Claude Code hooks are custom shell commands that execute automatically at specific points in your coding workflow. Instead of asking Claude to format code or check permissions manually, hooks enforce these actions deterministically. This tutorial walks you through setting up your first hook, then covers common patterns for notifications, auto-formatting, and protecting sensitive files.

Who this is for: Developers using Claude Code who want to automate repetitive tasks and stay in flow without manual intervention.

Key trade-offs: Hooks add complexity to your setup but eliminate context-switching by handling routine work automatically. The payoff is staying focused on what matters.

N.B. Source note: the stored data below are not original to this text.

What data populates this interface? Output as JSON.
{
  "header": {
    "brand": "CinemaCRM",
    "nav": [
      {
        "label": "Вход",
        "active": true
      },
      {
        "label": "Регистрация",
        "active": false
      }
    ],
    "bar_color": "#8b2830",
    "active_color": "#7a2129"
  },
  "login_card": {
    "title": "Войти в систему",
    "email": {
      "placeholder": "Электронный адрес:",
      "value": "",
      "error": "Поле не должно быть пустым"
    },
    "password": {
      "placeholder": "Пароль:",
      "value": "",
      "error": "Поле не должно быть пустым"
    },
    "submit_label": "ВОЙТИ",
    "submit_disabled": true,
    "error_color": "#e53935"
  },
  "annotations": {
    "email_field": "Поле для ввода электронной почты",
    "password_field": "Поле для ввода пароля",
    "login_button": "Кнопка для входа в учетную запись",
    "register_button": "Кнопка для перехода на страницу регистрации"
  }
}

Why this matters: According to Anthropic's hooks documentation, hooks provide deterministic control over Claude Code's behavior, ensuring certain actions always happen. This prevents the frustration of hitting usage limits mid-session or forgetting to run formatters before committing.

What are Claude Code hooks?

Hooks are automated triggers that run shell commands when specific events happen in Claude Code. Think of them as "if this happens, then run that command" rules. When Claude finishes editing a file, formats code, requests permission, or needs your input, a matching hook can fire automatically.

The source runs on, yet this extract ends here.